There are spiritual forces at work that try to lure us into their world of lies. Once we buy into those lies, they create an atmosphere or subculture around us from which we live, operate, and see our lives.

Therefore, oftentimes, what’s going on outside of us reveals what’s going on deep within us. Whether it’s the news, social media, circumstances, our spouses, children, leaders, friends, the driver in the car in front of you, coworkers, or that person walking down the street, any of these can push our buttons and squeeze our lives like a toothpaste tube. It’s when we are under pressure that we see what is within us.

Is it anger? Control? Fear? Unforgiveness?

Or is it peace, love, joy, patience, and the like?

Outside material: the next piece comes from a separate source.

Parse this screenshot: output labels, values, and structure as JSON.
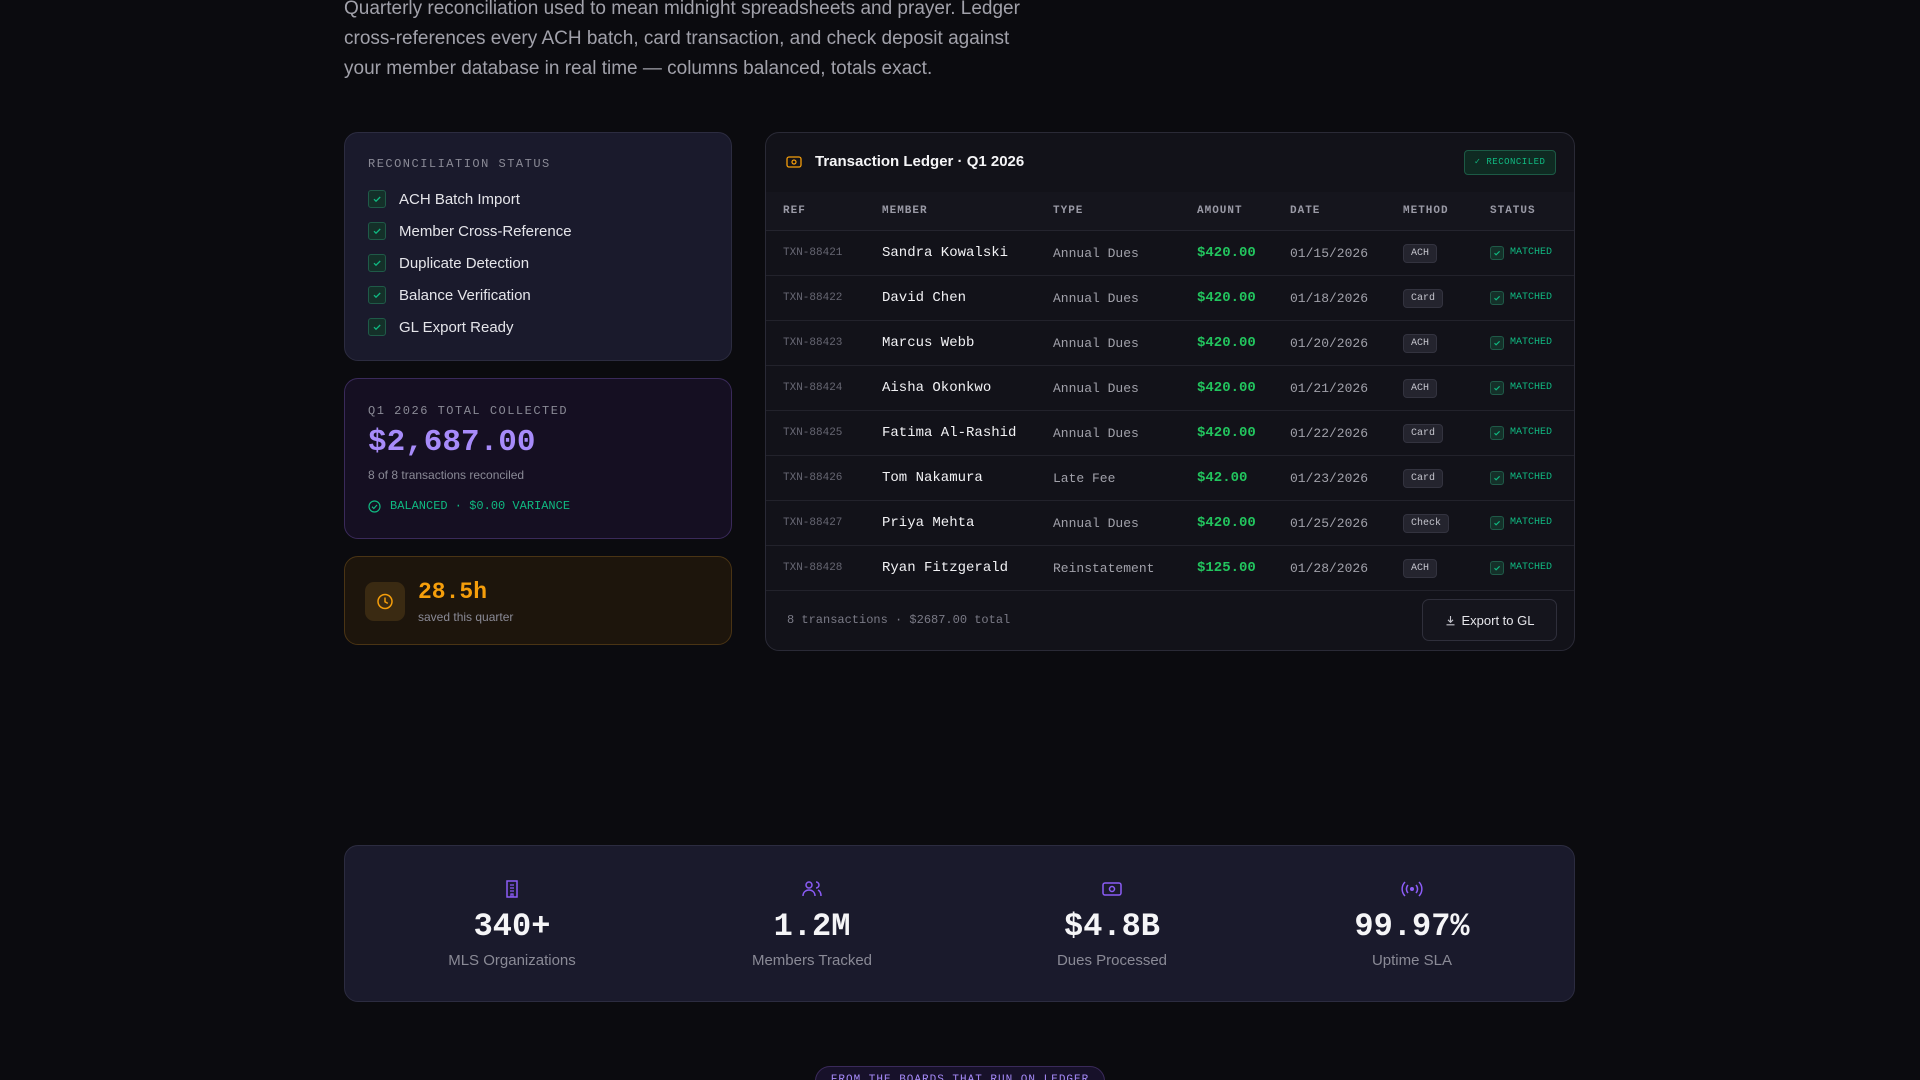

I recently resigned with my employer after many discussions regarding what needed to change in my department. I held a very important role within the company and sincerely loved the responsibilities I had and about 80 percent of the people I had the pleasure of working with. Instead of feeling fear when deciding to resign from that position, I felt joy and peace. Even though there are still pressures around me, I know that I have given my life and ALL its circumstances to Christ, therefore, I’m EXCITED to see what He has planned for my future endeavors and for my family. The enemy can try to lie to me and tell me that I don’t have value, I’m not smart, or that I made a mistake but since Christ is at the center of my life, I know that there was no mistake made and that I’m wonderfully made in His image. I am deciding to not live in the enemies lies.

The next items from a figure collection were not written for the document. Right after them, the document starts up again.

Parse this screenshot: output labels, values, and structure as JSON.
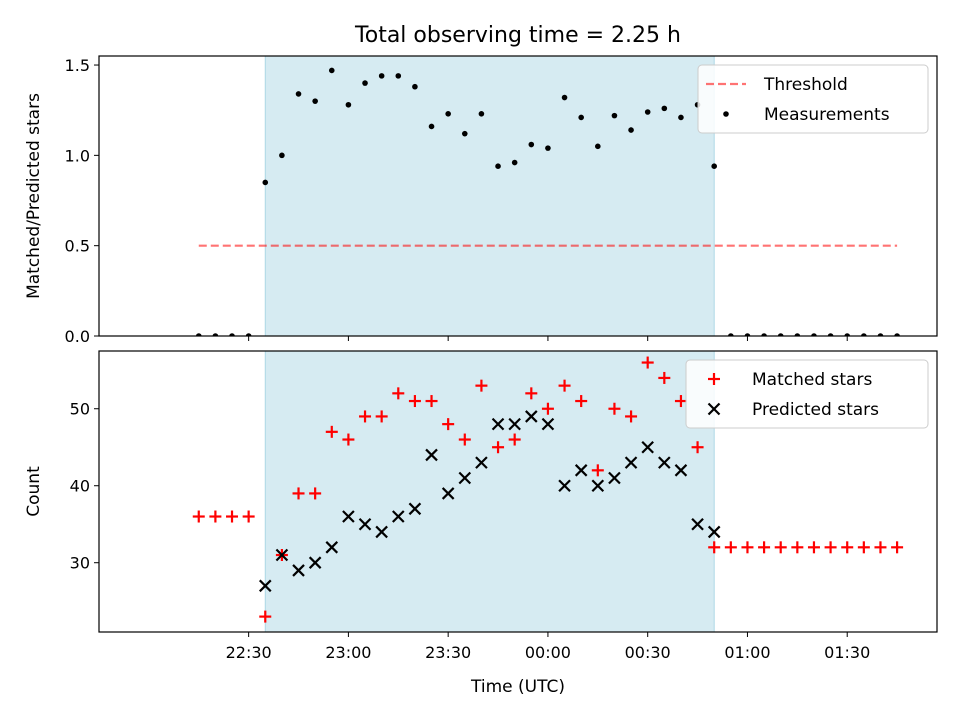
{
  "figure": {
    "title": "Total observing time = 2.25 h",
    "xlabel": "Time (UTC)",
    "xticks": [
      "22:30",
      "23:00",
      "23:30",
      "00:00",
      "00:30",
      "01:00",
      "01:30"
    ],
    "colors": {
      "shade": "#add8e6",
      "threshold": "#ff0000",
      "measurement": "#000000",
      "matched": "#ff0000",
      "predicted": "#000000",
      "frame": "#000000"
    }
  },
  "chart_data": [
    {
      "type": "scatter",
      "ylabel": "Matched/Predicted stars",
      "x_unit": "minutes relative to 00:00 UTC",
      "xlim": [
        -135,
        117
      ],
      "ylim": [
        0.0,
        1.55
      ],
      "yticks": [
        "0.0",
        "0.5",
        "1.0",
        "1.5"
      ],
      "shaded_interval": [
        "22:35",
        "00:50"
      ],
      "threshold": {
        "value": 0.5,
        "x_range": [
          "22:15",
          "01:45"
        ]
      },
      "legend": {
        "placement": "top-right",
        "entries": [
          "Threshold",
          "Measurements"
        ]
      },
      "series": [
        {
          "name": "Measurements",
          "x": [
            -105,
            -100,
            -95,
            -90,
            -85,
            -80,
            -75,
            -70,
            -65,
            -60,
            -55,
            -50,
            -45,
            -40,
            -35,
            -30,
            -25,
            -20,
            -15,
            -10,
            -5,
            0,
            5,
            10,
            15,
            20,
            25,
            30,
            35,
            40,
            45,
            50,
            55,
            60,
            65,
            70,
            75,
            80,
            85,
            90,
            95,
            100,
            105
          ],
          "y": [
            0,
            0,
            0,
            0,
            0.85,
            1.0,
            1.34,
            1.3,
            1.47,
            1.28,
            1.4,
            1.44,
            1.44,
            1.38,
            1.16,
            1.23,
            1.12,
            1.23,
            0.94,
            0.96,
            1.06,
            1.04,
            1.32,
            1.21,
            1.05,
            1.22,
            1.14,
            1.24,
            1.26,
            1.21,
            1.28,
            0.94,
            0,
            0,
            0,
            0,
            0,
            0,
            0,
            0,
            0,
            0,
            0
          ]
        }
      ],
      "x_start_minutes": -105
    },
    {
      "type": "scatter",
      "ylabel": "Count",
      "x_unit": "minutes relative to 00:00 UTC",
      "xlim": [
        -135,
        117
      ],
      "ylim": [
        21,
        57.5
      ],
      "yticks": [
        "30",
        "40",
        "50"
      ],
      "shaded_interval": [
        "22:35",
        "00:50"
      ],
      "legend": {
        "placement": "top-right",
        "entries": [
          "Matched stars",
          "Predicted stars"
        ]
      },
      "series": [
        {
          "name": "Matched stars",
          "marker": "plus",
          "x": [
            -105,
            -100,
            -95,
            -90,
            -85,
            -80,
            -75,
            -70,
            -65,
            -60,
            -55,
            -50,
            -45,
            -40,
            -35,
            -30,
            -25,
            -20,
            -15,
            -10,
            -5,
            0,
            5,
            10,
            15,
            20,
            25,
            30,
            35,
            40,
            45,
            50,
            55,
            60,
            65,
            70,
            75,
            80,
            85,
            90,
            95,
            100,
            105
          ],
          "y": [
            36,
            36,
            36,
            36,
            23,
            31,
            39,
            39,
            47,
            46,
            49,
            49,
            52,
            51,
            51,
            48,
            46,
            53,
            45,
            46,
            52,
            50,
            53,
            51,
            42,
            50,
            49,
            56,
            54,
            51,
            45,
            32,
            32,
            32,
            32,
            32,
            32,
            32,
            32,
            32,
            32,
            32,
            32
          ]
        },
        {
          "name": "Predicted stars",
          "marker": "x",
          "x": [
            -85,
            -80,
            -75,
            -70,
            -65,
            -60,
            -55,
            -50,
            -45,
            -40,
            -35,
            -30,
            -25,
            -20,
            -15,
            -10,
            -5,
            0,
            5,
            10,
            15,
            20,
            25,
            30,
            35,
            40,
            45,
            50
          ],
          "y": [
            27,
            31,
            29,
            30,
            32,
            36,
            35,
            34,
            36,
            37,
            44,
            39,
            41,
            43,
            48,
            48,
            49,
            48,
            40,
            42,
            40,
            41,
            43,
            45,
            43,
            42,
            35,
            34
          ]
        }
      ]
    }
  ]
}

What if I told you there’s a way to break free from the lies you’ve found yourself living in, that there’s a way to step into the truth that is wrapped in love, enabling you to create the culture of the kingdom of heaven inside your heart and around your life?

In some seasons it feels like a fight to step into spiritual freedom, and in other seasons there’s a beautiful ease in aligning ourselves with what is already ours in Jesus. It’s an ongoing process for each and every one of us and, of course, a very personal one. It’s a journey I hope we can share together. I believe I can help as a fellow traveler on the path of freedom.

Freedom from the lies is available to all of us through God’s Son, Jesus, and the gift of our helper and counselor, the Holy Spirit. We just have to be willing to do what it takes to partner with the truth and step into it.